Brown sidestepped, however, when asked whether some of the rhetoric about reform coming from prominent GOP officials had helped create a climate fostering the intimidation, as Dems have been insisting. He also demurred when I asked whether Republican officials had done enough to quell the violence.
All the usual suspects are lining up at their keyboards, desperate to shift the narrative. But they no longer have the power they once had. Too bad. We see through you, those of us who watch to monitor. And most are even luckier, they simply choose to ignore you.
We're not afraid of your zeitgeists any more. Boo!
And now a word from that notorious "Live Free or Die" extremist, New Hampshire Tea Partier extraordinaire Amy Kane, a shining light in our heart and mind ever since we met at our very first Tea Party in Newburyport, MA a year ago. A few excerpts from her comprehensive, link-rich [We're included. Thanks, Amy!] "Declaration of the Causes and Necessity of Taking up Signs" (the title is a play on "The Declaration of the Causes and Necessity of Taking up Arms," issued July 6, 1775):
For some of us, pens (reputed to be mightier than swords) are our "arms" …

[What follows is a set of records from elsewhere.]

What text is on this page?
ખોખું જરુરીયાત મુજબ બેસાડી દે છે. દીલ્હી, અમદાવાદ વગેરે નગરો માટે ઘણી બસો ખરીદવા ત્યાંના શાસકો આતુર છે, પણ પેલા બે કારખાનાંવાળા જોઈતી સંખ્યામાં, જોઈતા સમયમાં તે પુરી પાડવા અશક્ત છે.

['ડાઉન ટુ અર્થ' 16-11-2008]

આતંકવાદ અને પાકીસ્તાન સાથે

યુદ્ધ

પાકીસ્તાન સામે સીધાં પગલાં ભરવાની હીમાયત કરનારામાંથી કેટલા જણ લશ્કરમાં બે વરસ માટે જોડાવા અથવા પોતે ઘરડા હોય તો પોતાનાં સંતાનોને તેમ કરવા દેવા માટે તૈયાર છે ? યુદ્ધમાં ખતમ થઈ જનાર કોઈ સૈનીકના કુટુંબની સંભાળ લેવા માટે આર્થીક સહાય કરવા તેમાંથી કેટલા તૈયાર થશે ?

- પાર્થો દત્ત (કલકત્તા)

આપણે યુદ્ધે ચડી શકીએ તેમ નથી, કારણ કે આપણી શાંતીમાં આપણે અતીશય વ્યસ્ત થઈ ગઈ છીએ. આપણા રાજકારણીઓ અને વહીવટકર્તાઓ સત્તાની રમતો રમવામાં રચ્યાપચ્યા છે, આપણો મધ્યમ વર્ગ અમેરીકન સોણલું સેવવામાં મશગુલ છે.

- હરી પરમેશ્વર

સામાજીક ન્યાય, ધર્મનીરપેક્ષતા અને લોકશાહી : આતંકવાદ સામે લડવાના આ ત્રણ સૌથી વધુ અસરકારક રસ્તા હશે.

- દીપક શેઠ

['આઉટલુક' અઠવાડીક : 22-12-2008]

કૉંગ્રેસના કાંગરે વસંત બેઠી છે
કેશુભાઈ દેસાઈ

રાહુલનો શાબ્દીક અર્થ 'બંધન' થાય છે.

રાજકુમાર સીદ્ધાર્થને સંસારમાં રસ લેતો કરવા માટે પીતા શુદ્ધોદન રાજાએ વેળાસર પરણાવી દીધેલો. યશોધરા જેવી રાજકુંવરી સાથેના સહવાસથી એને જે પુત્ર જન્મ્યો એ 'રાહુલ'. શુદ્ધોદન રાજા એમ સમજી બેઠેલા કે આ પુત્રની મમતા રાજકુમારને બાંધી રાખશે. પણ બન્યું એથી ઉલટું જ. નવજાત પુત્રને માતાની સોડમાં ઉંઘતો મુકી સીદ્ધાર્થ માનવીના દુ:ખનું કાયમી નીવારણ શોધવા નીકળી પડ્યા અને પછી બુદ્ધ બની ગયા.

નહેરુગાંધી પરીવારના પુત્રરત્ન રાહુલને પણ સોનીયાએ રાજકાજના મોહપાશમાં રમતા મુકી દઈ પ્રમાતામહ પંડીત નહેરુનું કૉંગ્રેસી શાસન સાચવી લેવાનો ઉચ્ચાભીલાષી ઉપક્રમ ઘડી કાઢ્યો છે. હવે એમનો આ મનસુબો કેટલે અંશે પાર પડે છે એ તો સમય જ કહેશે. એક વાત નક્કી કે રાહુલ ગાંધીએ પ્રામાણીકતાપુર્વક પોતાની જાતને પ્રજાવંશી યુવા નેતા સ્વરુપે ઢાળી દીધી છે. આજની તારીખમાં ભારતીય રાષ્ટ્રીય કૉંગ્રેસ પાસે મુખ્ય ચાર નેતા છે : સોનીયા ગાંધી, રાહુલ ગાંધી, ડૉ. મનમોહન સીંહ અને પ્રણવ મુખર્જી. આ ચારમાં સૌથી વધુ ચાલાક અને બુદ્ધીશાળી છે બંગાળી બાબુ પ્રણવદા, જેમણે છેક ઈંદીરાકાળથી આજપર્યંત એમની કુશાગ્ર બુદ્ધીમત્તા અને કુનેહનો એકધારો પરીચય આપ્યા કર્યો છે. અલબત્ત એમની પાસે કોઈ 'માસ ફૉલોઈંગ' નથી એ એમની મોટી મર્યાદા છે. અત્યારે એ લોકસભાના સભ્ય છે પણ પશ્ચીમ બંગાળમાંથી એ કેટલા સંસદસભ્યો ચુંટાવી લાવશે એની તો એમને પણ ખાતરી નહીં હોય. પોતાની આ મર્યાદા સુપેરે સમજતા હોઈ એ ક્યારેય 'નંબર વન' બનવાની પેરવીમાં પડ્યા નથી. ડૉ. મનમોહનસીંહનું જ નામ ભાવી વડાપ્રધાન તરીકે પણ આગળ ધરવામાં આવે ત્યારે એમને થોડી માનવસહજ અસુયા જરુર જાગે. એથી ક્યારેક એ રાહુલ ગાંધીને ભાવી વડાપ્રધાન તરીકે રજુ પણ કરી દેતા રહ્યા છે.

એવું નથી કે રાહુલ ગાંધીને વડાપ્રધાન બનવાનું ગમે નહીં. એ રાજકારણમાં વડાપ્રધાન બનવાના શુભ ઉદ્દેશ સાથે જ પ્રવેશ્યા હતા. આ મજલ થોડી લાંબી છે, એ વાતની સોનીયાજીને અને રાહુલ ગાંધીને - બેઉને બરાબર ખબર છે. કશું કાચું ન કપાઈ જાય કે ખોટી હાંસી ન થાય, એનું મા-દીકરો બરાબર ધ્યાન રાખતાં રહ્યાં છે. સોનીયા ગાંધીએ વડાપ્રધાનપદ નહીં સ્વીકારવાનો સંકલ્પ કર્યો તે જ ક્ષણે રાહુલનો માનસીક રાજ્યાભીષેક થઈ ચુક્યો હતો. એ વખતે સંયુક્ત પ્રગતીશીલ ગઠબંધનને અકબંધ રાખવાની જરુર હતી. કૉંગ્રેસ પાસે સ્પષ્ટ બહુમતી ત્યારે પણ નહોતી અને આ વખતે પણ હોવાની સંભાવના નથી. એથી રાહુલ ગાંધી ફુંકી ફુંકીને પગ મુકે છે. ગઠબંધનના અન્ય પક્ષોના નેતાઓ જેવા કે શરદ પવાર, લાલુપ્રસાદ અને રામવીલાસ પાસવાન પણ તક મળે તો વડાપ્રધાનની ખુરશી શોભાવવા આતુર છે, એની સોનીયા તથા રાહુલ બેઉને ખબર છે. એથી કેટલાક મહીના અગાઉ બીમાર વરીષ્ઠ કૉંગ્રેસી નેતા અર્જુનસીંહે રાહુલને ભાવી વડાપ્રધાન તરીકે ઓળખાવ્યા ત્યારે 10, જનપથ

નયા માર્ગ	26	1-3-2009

Unlike our forefathers, but thanks to our forefathers, we have the right to peaceably assemble to petition for a governmental redress of grievances. Which is exactly what a tea party in the modern sense of the word is.
Because tea partiers by definition like and respect the Constitution, the current inflammatory whining from the Olbermann wing of the once-proud Democratic Party about the dangers of Americans begging to differ with the legality and constitutionality of the health care bill and the Obama administration in general is ridiculous …
I proudly own up to "ordinary American." I'm married, I have kids, it took me almost 20 years to get through college. I volunteer, I keep house, I keep four pets alive and pretty happy. I take pictures of flowers and birds, and I blog just to think, share, delight in the world around me and, lately, get mad at the government. The keyboard is my pitchfork.
Dr. Helen, who headlines her latest, pitchfork-perfect post "Tea Party protesters are extraordinary, not ordinary" catches the true zeitgeist. She's just finished reading Michael Graham's new book — the one that includes one of Amy Kane's Tea Party pictures from last year — and her own observations resonate:
In the book, Graham defends millions of typical Americans like his mom — "ordinary people who worry that Obama's socialist policies are jeopardizing America's future." Count me as one of them, though I don't like the use of Graham's description of tea party protesters as "ordinary." They are anything but ordinary.